小沢氏の民主党代表辞任表明

amamu2007-11-05

 これは小沢氏も昨日の代表辞任の会見で辞任の理由のひとつとして説明されていたけれど、国民の要求を実現する政治が焦点であることは間違いない。
 それでは、国民の要求とは何か。
 小沢氏は、農業政策や子育て支援をあげていたが、それもそうだが、国民の要求を実現する政治とは、ひとつには、賄賂や汚職のない清潔な政治である。それは、この間の守屋次官の問題をとってみても明らかだ。国民の要求は、政財官の癒着のないきれいな政治にある。
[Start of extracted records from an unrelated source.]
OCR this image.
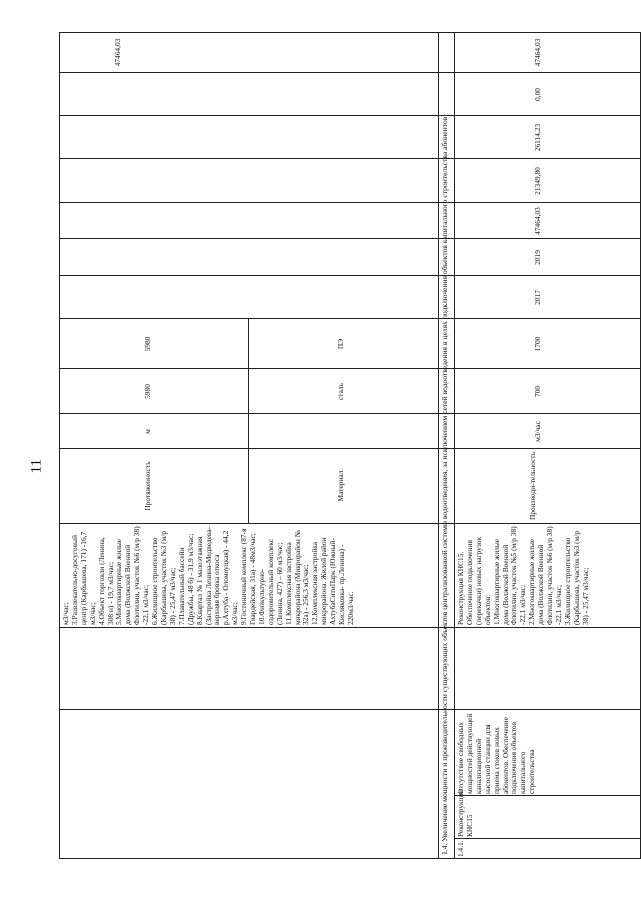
11
м3/час;
3.Развлекательно-досуговый центр (Карбышева, 171) -16,7 м3/час;
4.Объект торговли (Ленина, 308 н) - 19,7 м3/час;
5.Многоквартирные жилые дома (Волжской Военной Флотилии, участок №6 (м/р 38) -22,1 м3/час;
6.Жилищное строительство (Карбышева, участок №3 (м/р 38) - 25,47 м3/час;
7.Плавательный бассейн (Дружбы, 48 б) - 31,9 м3/час;
8.Квартал № 1 малоэтажная (Застройка Ленина-Медведева-верхняя бровка откоса р.Ахтуба - Оломоуцкая) - 44,2 м3/час;
9.Гостиничный комплекс (87-я Гвардейская, 31а) - 48м3/час;
10.Физкультурно-оздоровительный комплекс (Ленина, 427) – 60 м3/час;
11.Комплексная застройка микрорайона (Микрорайон № 32а) - 256,3 м3/час;
12.Комплексная застройка микрорайона. Жилой район АхтубаСитиПарк (Южный-Кисляковка- пр.Ленина) - 220м3/час.
Протяженность
м
5980
5980
Материал
сталь
ПЭ
47464,03
1.4. Увеличение мощности и производительности существующих объектов централизованной системы водоотведения, за исключением сетей водоотведения в целях подключения объектов капитального строительства абонентов 1.4.1.
Реконструкция КНС15
Отсутствие свободных мощностей действующей канализационной насосной станции для приема стоков новых абонентов. Обеспечение подключения объектов капитального строительства
Реконструкция КНС15. Обеспечение подключения (перекачки) новых нагрузок объектов:
1.Многоквартирные жилые дома (Волжской Военной Флотилии, участок №5 (м/р 38) -22,1 м3/час;
2.Многоквартирные жилые дома (Волжской Военной Флотилии, участок №6 (м/р 38) -22,1 м3/час;
3.Жилищное строительство (Карбышева, участок №3 (м/р 38) - 25,47 м3/час;
Производи-тельность
м3/час
700
1700
2017
2019
47464,03
21349,80
26114,23
0,00
47464,03
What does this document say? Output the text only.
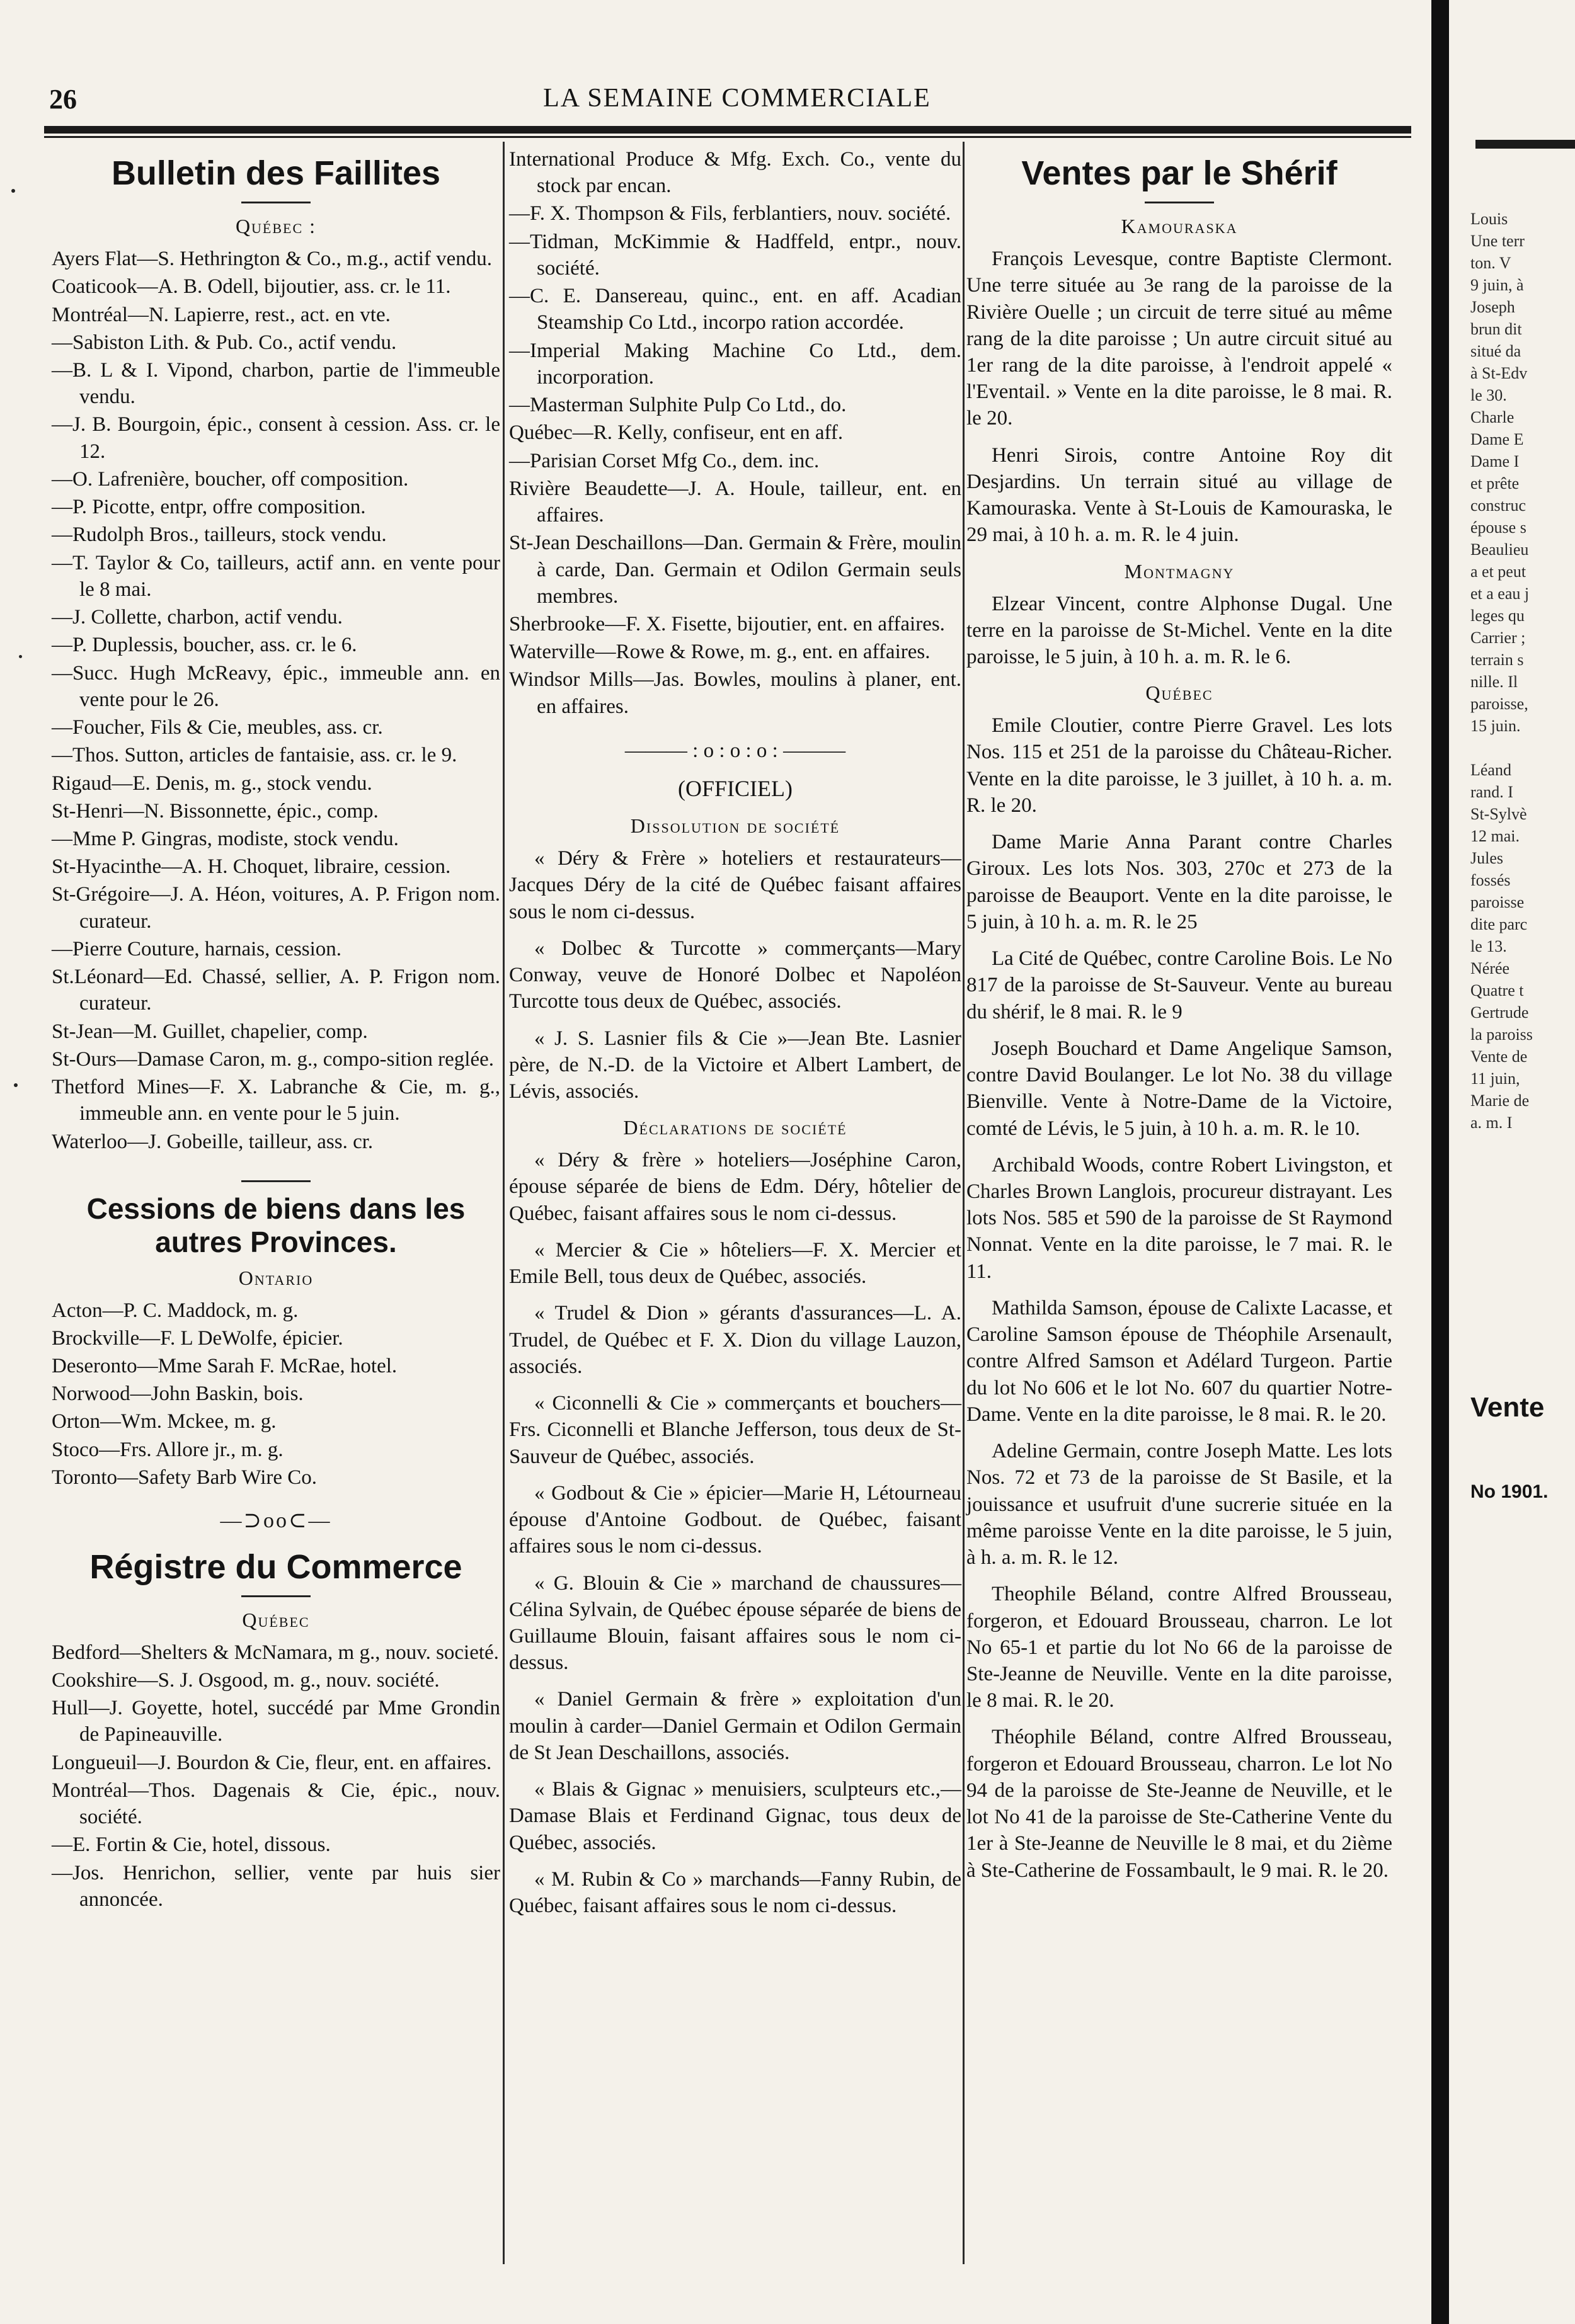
26	LA SEMAINE COMMERCIALE
Bulletin des Faillites
Québec :
Ayers Flat—S. Hethrington & Co., m.g., actif vendu.
Coaticook—A. B. Odell, bijoutier, ass. cr. le 11.
Montréal—N. Lapierre, rest., act. en vte.
—Sabiston Lith. & Pub. Co., actif vendu.
—B. L & I. Vipond, charbon, partie de l'immeuble vendu.
—J. B. Bourgoin, épic., consent à cession. Ass. cr. le 12.
—O. Lafrenière, boucher, off composition.
—P. Picotte, entpr, offre composition.
—Rudolph Bros., tailleurs, stock vendu.
—T. Taylor & Co, tailleurs, actif ann. en vente pour le 8 mai.
—J. Collette, charbon, actif vendu.
—P. Duplessis, boucher, ass. cr. le 6.
—Succ. Hugh McReavy, épic., immeuble ann. en vente pour le 26.
—Foucher, Fils & Cie, meubles, ass. cr.
—Thos. Sutton, articles de fantaisie, ass. cr. le 9.
Rigaud—E. Denis, m. g., stock vendu.
St-Henri—N. Bissonnette, épic., comp.
—Mme P. Gingras, modiste, stock vendu.
St-Hyacinthe—A. H. Choquet, libraire, cession.
St-Grégoire—J. A. Héon, voitures, A. P. Frigon nom. curateur.
—Pierre Couture, harnais, cession.
St.Léonard—Ed. Chassé, sellier, A. P. Frigon nom. curateur.
St-Jean—M. Guillet, chapelier, comp.
St-Ours—Damase Caron, m. g., compo-sition reglée.
Thetford Mines—F. X. Labranche & Cie, m. g., immeuble ann. en vente pour le 5 juin.
Waterloo—J. Gobeille, tailleur, ass. cr.
Cessions de biens dans les autres Provinces.
Ontario
Acton—P. C. Maddock, m. g.
Brockville—F. L DeWolfe, épicier.
Deseronto—Mme Sarah F. McRae, hotel.
Norwood—John Baskin, bois.
Orton—Wm. Mckee, m. g.
Stoco—Frs. Allore jr., m. g.
Toronto—Safety Barb Wire Co.
—⊃oo⊂—
Régistre du Commerce
Québec
Bedford—Shelters & McNamara, m g., nouv. societé.
Cookshire—S. J. Osgood, m. g., nouv. société.
Hull—J. Goyette, hotel, succédé par Mme Grondin de Papineauville.
Longueuil—J. Bourdon & Cie, fleur, ent. en affaires.
Montréal—Thos. Dagenais & Cie, épic., nouv. société.
—E. Fortin & Cie, hotel, dissous.
—Jos. Henrichon, sellier, vente par huis sier annoncée.
International Produce & Mfg. Exch. Co., vente du stock par encan.
—F. X. Thompson & Fils, ferblantiers, nouv. société.
—Tidman, McKimmie & Hadffeld, entpr., nouv. société.
—C. E. Dansereau, quinc., ent. en aff. Acadian Steamship Co Ltd., incorpo ration accordée.
—Imperial Making Machine Co Ltd., dem. incorporation.
—Masterman Sulphite Pulp Co Ltd., do.
Québec—R. Kelly, confiseur, ent en aff.
—Parisian Corset Mfg Co., dem. inc.
Rivière Beaudette—J. A. Houle, tailleur, ent. en affaires.
St-Jean Deschaillons—Dan. Germain & Frère, moulin à carde, Dan. Germain et Odilon Germain seuls membres.
Sherbrooke—F. X. Fisette, bijoutier, ent. en affaires.
Waterville—Rowe & Rowe, m. g., ent. en affaires.
Windsor Mills—Jas. Bowles, moulins à planer, ent. en affaires.
——— : o : o : o : ———
(OFFICIEL)
Dissolution de société
« Déry & Frère » hoteliers et restaurateurs—Jacques Déry de la cité de Québec faisant affaires sous le nom ci-dessus.
« Dolbec & Turcotte » commerçants—Mary Conway, veuve de Honoré Dolbec et Napoléon Turcotte tous deux de Québec, associés.
« J. S. Lasnier fils & Cie »—Jean Bte. Lasnier père, de N.-D. de la Victoire et Albert Lambert, de Lévis, associés.
Déclarations de société
« Déry & frère » hoteliers—Joséphine Caron, épouse séparée de biens de Edm. Déry, hôtelier de Québec, faisant affaires sous le nom ci-dessus.
« Mercier & Cie » hôteliers—F. X. Mercier et Emile Bell, tous deux de Québec, associés.
« Trudel & Dion » gérants d'assurances—L. A. Trudel, de Québec et F. X. Dion du village Lauzon, associés.
« Ciconnelli & Cie » commerçants et bouchers—Frs. Ciconnelli et Blanche Jefferson, tous deux de St-Sauveur de Québec, associés.
« Godbout & Cie » épicier—Marie H, Létourneau épouse d'Antoine Godbout. de Québec, faisant affaires sous le nom ci-dessus.
« G. Blouin & Cie » marchand de chaussures—Célina Sylvain, de Québec épouse séparée de biens de Guillaume Blouin, faisant affaires sous le nom ci-dessus.
« Daniel Germain & frère » exploitation d'un moulin à carder—Daniel Germain et Odilon Germain de St Jean Deschaillons, associés.
« Blais & Gignac » menuisiers, sculpteurs etc.,—Damase Blais et Ferdinand Gignac, tous deux de Québec, associés.
« M. Rubin & Co » marchands—Fanny Rubin, de Québec, faisant affaires sous le nom ci-dessus.
Ventes par le Shérif
Kamouraska
François Levesque, contre Baptiste Clermont. Une terre située au 3e rang de la paroisse de la Rivière Ouelle ; un circuit de terre situé au même rang de la dite paroisse ; Un autre circuit situé au 1er rang de la dite paroisse, à l'endroit appelé « l'Eventail. » Vente en la dite paroisse, le 8 mai. R. le 20.
Henri Sirois, contre Antoine Roy dit Desjardins. Un terrain situé au village de Kamouraska. Vente à St-Louis de Kamouraska, le 29 mai, à 10 h. a. m. R. le 4 juin.
Montmagny
Elzear Vincent, contre Alphonse Dugal. Une terre en la paroisse de St-Michel. Vente en la dite paroisse, le 5 juin, à 10 h. a. m. R. le 6.
Québec
Emile Cloutier, contre Pierre Gravel. Les lots Nos. 115 et 251 de la paroisse du Château-Richer. Vente en la dite paroisse, le 3 juillet, à 10 h. a. m. R. le 20.
Dame Marie Anna Parant contre Charles Giroux. Les lots Nos. 303, 270c et 273 de la paroisse de Beauport. Vente en la dite paroisse, le 5 juin, à 10 h. a. m. R. le 25
La Cité de Québec, contre Caroline Bois. Le No 817 de la paroisse de St-Sauveur. Vente au bureau du shérif, le 8 mai. R. le 9
Joseph Bouchard et Dame Angelique Samson, contre David Boulanger. Le lot No. 38 du village Bienville. Vente à Notre-Dame de la Victoire, comté de Lévis, le 5 juin, à 10 h. a. m. R. le 10.
Archibald Woods, contre Robert Livingston, et Charles Brown Langlois, procureur distrayant. Les lots Nos. 585 et 590 de la paroisse de St Raymond Nonnat. Vente en la dite paroisse, le 7 mai. R. le 11.
Mathilda Samson, épouse de Calixte Lacasse, et Caroline Samson épouse de Théophile Arsenault, contre Alfred Samson et Adélard Turgeon. Partie du lot No 606 et le lot No. 607 du quartier Notre-Dame. Vente en la dite paroisse, le 8 mai. R. le 20.
Adeline Germain, contre Joseph Matte. Les lots Nos. 72 et 73 de la paroisse de St Basile, et la jouissance et usufruit d'une sucrerie située en la même paroisse Vente en la dite paroisse, le 5 juin, à h. a. m. R. le 12.
Theophile Béland, contre Alfred Brousseau, forgeron, et Edouard Brousseau, charron. Le lot No 65-1 et partie du lot No 66 de la paroisse de Ste-Jeanne de Neuville. Vente en la dite paroisse, le 8 mai. R. le 20.
Théophile Béland, contre Alfred Brousseau, forgeron et Edouard Brousseau, charron. Le lot No 94 de la paroisse de Ste-Jeanne de Neuville, et le lot No 41 de la paroisse de Ste-Catherine Vente du 1er à Ste-Jeanne de Neuville le 8 mai, et du 2ième à Ste-Catherine de Fossambault, le 9 mai. R. le 20.
Louis
Une terr
ton. V
9 juin, à
Joseph
brun dit
situé da
à St-Edv
le 30.
Charle
Dame E
Dame I
et prête
construc
épouse s
Beaulieu
a et peut
et a eau j
leges qu
Carrier ;
terrain s
nille. Il
paroisse,
15 juin.
Léand
rand. I
St-Sylvè
12 mai.
Jules
fossés
paroisse
dite parc
le 13.
Nérée
Quatre t
Gertrude
la paroiss
Vente de
11 juin,
Marie de
a. m. I
Vente
No 1901.
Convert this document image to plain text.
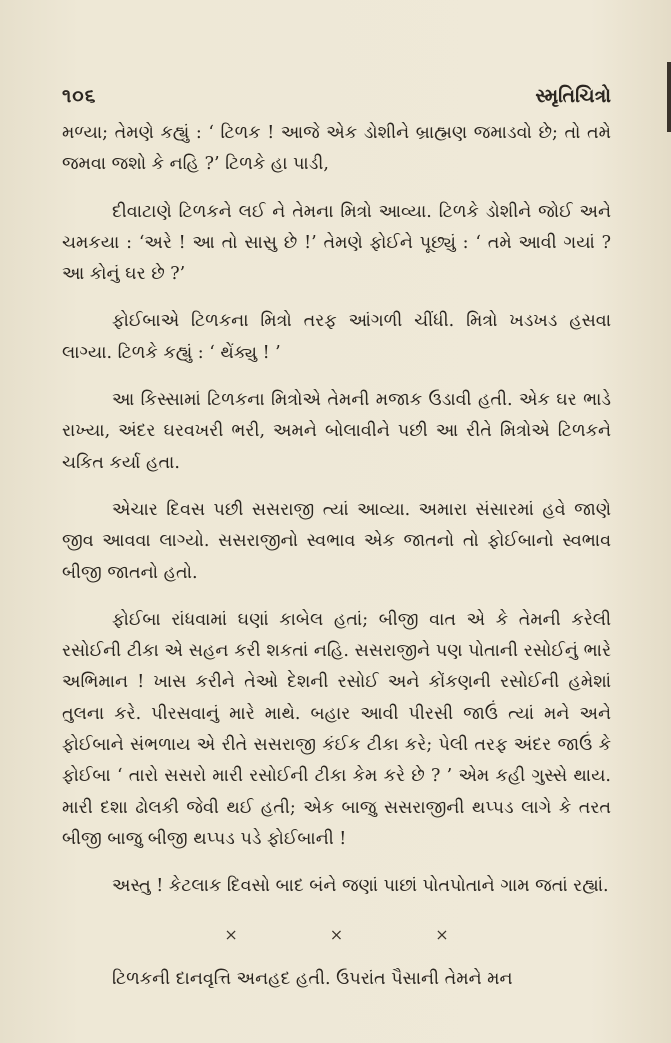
૧૦૬	સ્મૃતિચિત્રો

મળ્યા; તેમણે કહ્યું : ‘ ટિળક ! આજે એક ડોશીને બ્રાહ્મણ જમાડવો છે; તો તમે જમવા જશો કે નહિ ?’ ટિળકે હા પાડી,

દીવાટાણે ટિળકને લઈ ને તેમના મિત્રો આવ્યા. ટિળકે ડોશીને જોઈ અને ચમકયા : ‘અરે ! આ તો સાસુ છે !’ તેમણે ફોઈને પૂછ્યું : ‘ તમે આવી ગયાં ? આ કોનું ઘર છે ?’

ફોઈબાએ ટિળકના મિત્રો તરફ આંગળી ચીંધી. મિત્રો ખડખડ હસવા લાગ્યા. ટિળકે કહ્યું : ‘ થેંક્યુ ! ’

આ કિસ્સામાં ટિળકના મિત્રોએ તેમની મજાક ઉડાવી હતી. એક ઘર ભાડે રાખ્યા, અંદર ઘરવખરી ભરી, અમને બોલાવીને પછી આ રીતે મિત્રોએ ટિળકને ચકિત કર્યા હતા.

એચાર દિવસ પછી સસરાજી ત્યાં આવ્યા. અમારા સંસારમાં હવે જાણે જીવ આવવા લાગ્યો. સસરાજીનો સ્વભાવ એક જાતનો તો ફોઈબાનો સ્વભાવ બીજી જાતનો હતો.

ફોઈબા રાંધવામાં ઘણાં કાબેલ હતાં; બીજી વાત એ કે તેમની કરેલી રસોઈની ટીકા એ સહન કરી શકતાં નહિ. સસરાજીને પણ પોતાની રસોઈનું ભારે અભિમાન ! ખાસ કરીને તેઓ દેશની રસોઈ અને કોંકણની રસોઈની હમેશાં તુલના કરે. પીરસવાનું મારે માથે. બહાર આવી પીરસી જાઉં ત્યાં મને અને ફોઈબાને સંભળાય એ રીતે સસરાજી કંઈક ટીકા કરે; પેલી તરફ અંદર જાઉં કે ફોઈબા ‘ તારો સસરો મારી રસોઈની ટીકા કેમ કરે છે ? ’ એમ કહી ગુસ્સે થાય. મારી દશા ઢોલકી જેવી થઈ હતી; એક બાજુ સસરાજીની થપ્પડ લાગે કે તરત બીજી બાજુ બીજી થપ્પડ પડે ફોઈબાની !

અસ્તુ ! કેટલાક દિવસો બાદ બંને જણાં પાછાં પોતપોતાને ગામ જતાં રહ્યાં.

×	×	×

ટિળકની દાનવૃત્તિ અનહદ હતી. ઉપરાંત પૈસાની તેમને મન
 またひとつには、年金問題のように、額に汗して働く者が、安心して暮せる政治である。この年金問題が実にいい加減であったということは報道されている通りである。
 また複雑な国際政治情勢の中で、平和に暮らす権利も重要であることは言うまでもない。国際社会の中で、他の国の人たちと平和に暮らせることは大切である。アフガン問題やイラク問題が、どうなっているのか、またそうした国際情勢が日本とどう関わっているのか、明確にすべきである。20万ガロンと言い張っていたのが実は80万ガロンであったり、航海日誌が無くなっていたとか、あまりにもお粗末なことが多すぎる。政策上の差違というよりは、基本の基がなっていない国になっていることが重大だ。
 国民本位の政治を考えるうえで、当然にも政党勢力の数合わせが優先課題になってはならない。優先課題は、あくまでも国民の平和と暮らしであり、そのための政治である。だから、情報公開の原則は重要であり、これまでのような密室政治や料亭政治があってはならない。
 今回の福田首相民主党代表であった小沢氏の二人だけの懇談は、そうした意味で、適切であったのか。こんなことをやっているから、日本の政治は三流だと世界から批判され続けているのではないか。 
 国民の要求実現ということでいえば、果たして政権政党である自民党公明党は、そうした努力をしているのか。野党第一党民主党や野党の各政党も、そうした努力をしているのか。そこが焦点である。
 今回の小沢氏の民主党代表辞任は、以上の視点から考えるに、まるでしっくりこない。
 そもそも小沢氏は、自民党の党員だった。新進党自由党、そして民主党と政界再編の中で渡り歩いてきた。新聞報道によれば、「壊し屋」という異名を取っている。
 自民党を割りたいのか、民主党を丸ごと連立という流れにならなければ民主党を割りたいのか、今回の件での氏の本意は理解しかねるが、国民の要求を実現すると言いながら、その責任を放り投げ、政界再編の方に、より興味があるのではないかと見られても仕方あるまい。それは、国民の要求に背を向けていることに他ならない。
 こうした政治の中で、被害をこうむるのは国民である。